S&P cuts Pharmaceutical Research, rates loans B, B-

Standard & Poor's said it lowered the corporate credit rating on PRA International Inc. and its subsidiary Pharmaceutical Research Associates Inc. to B from B+.

S&P also said it removed the ratings from CreditWatch, where they were placed with negative implications on Nov. 12.

The outlook is stable.

The agency also said it assigned a B rating to PRA's proposed $400 million senior secured credit facility composed of a $40 million revolving credit facility due 2017 and a $360 million term loan B due 2018 with a recovery rating of 3, indicating 50% to 70% expected recovery in a default.

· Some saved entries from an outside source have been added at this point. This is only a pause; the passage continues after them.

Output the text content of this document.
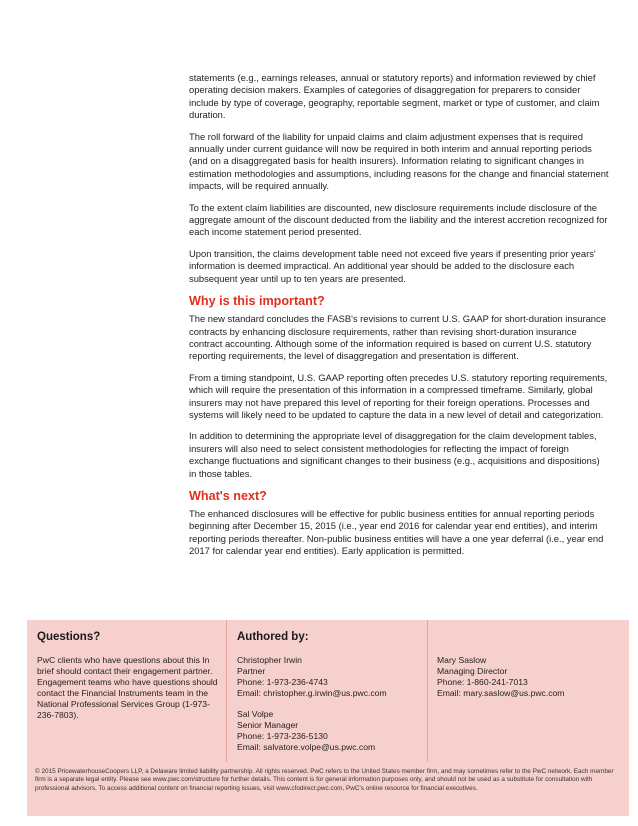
statements (e.g., earnings releases, annual or statutory reports) and information reviewed by chief operating decision makers. Examples of categories of disaggregation for preparers to consider include by type of coverage, geography, reportable segment, market or type of customer, and claim duration.

The roll forward of the liability for unpaid claims and claim adjustment expenses that is required annually under current guidance will now be required in both interim and annual reporting periods (and on a disaggregated basis for health insurers). Information relating to significant changes in estimation methodologies and assumptions, including reasons for the change and financial statement impacts, will be required annually.

To the extent claim liabilities are discounted, new disclosure requirements include disclosure of the aggregate amount of the discount deducted from the liability and the interest accretion recognized for each income statement period presented.

Upon transition, the claims development table need not exceed five years if presenting prior years' information is deemed impractical. An additional year should be added to the disclosure each subsequent year until up to ten years are presented.

Why is this important?

The new standard concludes the FASB's revisions to current U.S. GAAP for short-duration insurance contracts by enhancing disclosure requirements, rather than revising short-duration insurance contract accounting. Although some of the information required is based on current U.S. statutory reporting requirements, the level of disaggregation and presentation is different.

From a timing standpoint, U.S. GAAP reporting often precedes U.S. statutory reporting requirements, which will require the presentation of this information in a compressed timeframe. Similarly, global insurers may not have prepared this level of reporting for their foreign operations. Processes and systems will likely need to be updated to capture the data in a new level of detail and categorization.

In addition to determining the appropriate level of disaggregation for the claim development tables, insurers will also need to select consistent methodologies for reflecting the impact of foreign exchange fluctuations and significant changes to their business (e.g., acquisitions and dispositions) in those tables.

What's next?

The enhanced disclosures will be effective for public business entities for annual reporting periods beginning after December 15, 2015 (i.e., year end 2016 for calendar year end entities), and interim reporting periods thereafter. Non-public business entities will have a one year deferral (i.e., year end 2017 for calendar year end entities). Early application is permitted.

Questions?

PwC clients who have questions about this In brief should contact their engagement partner. Engagement teams who have questions should contact the Financial Instruments team in the National Professional Services Group (1-973-236-7803).

Authored by:
Christopher Irwin
Partner
Phone: 1-973-236-4743
Email: christopher.g.irwin@us.pwc.com
Sal Volpe
Senior Manager
Phone: 1-973-236-5130
Email: salvatore.volpe@us.pwc.com
Mary Saslow
Managing Director
Phone: 1-860-241-7013
Email: mary.saslow@us.pwc.com
© 2015 PricewaterhouseCoopers LLP, a Delaware limited liability partnership. All rights reserved. PwC refers to the United States member firm, and may sometimes refer to the PwC network. Each member firm is a separate legal entity. Please see www.pwc.com/structure for further details. This content is for general information purposes only, and should not be used as a substitute for consultation with professional advisors. To access additional content on financial reporting issues, visit www.cfodirect.pwc.com, PwC's online resource for financial executives.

The facility also permits $150 million of incremental term loan capacity, the agency said.

S&P also assigned a B- rating to the company's proposed $135 million second-lien term loan with a recovery rating of 5, indicating 10% to 30% expected recovery in a default.

All debt is being issued at the Pharmaceutical Research Associates subsidiary.

The rating reflects the company's highly leveraged financial risk profile, reflecting sustained higher leverage, the agency said.

The company's business risk profile is considered weak, S&P said, and its highly leveraged financial risk profile reflects financial sponsor ownership and leverage that increases to about 6.3x as a result of this transaction.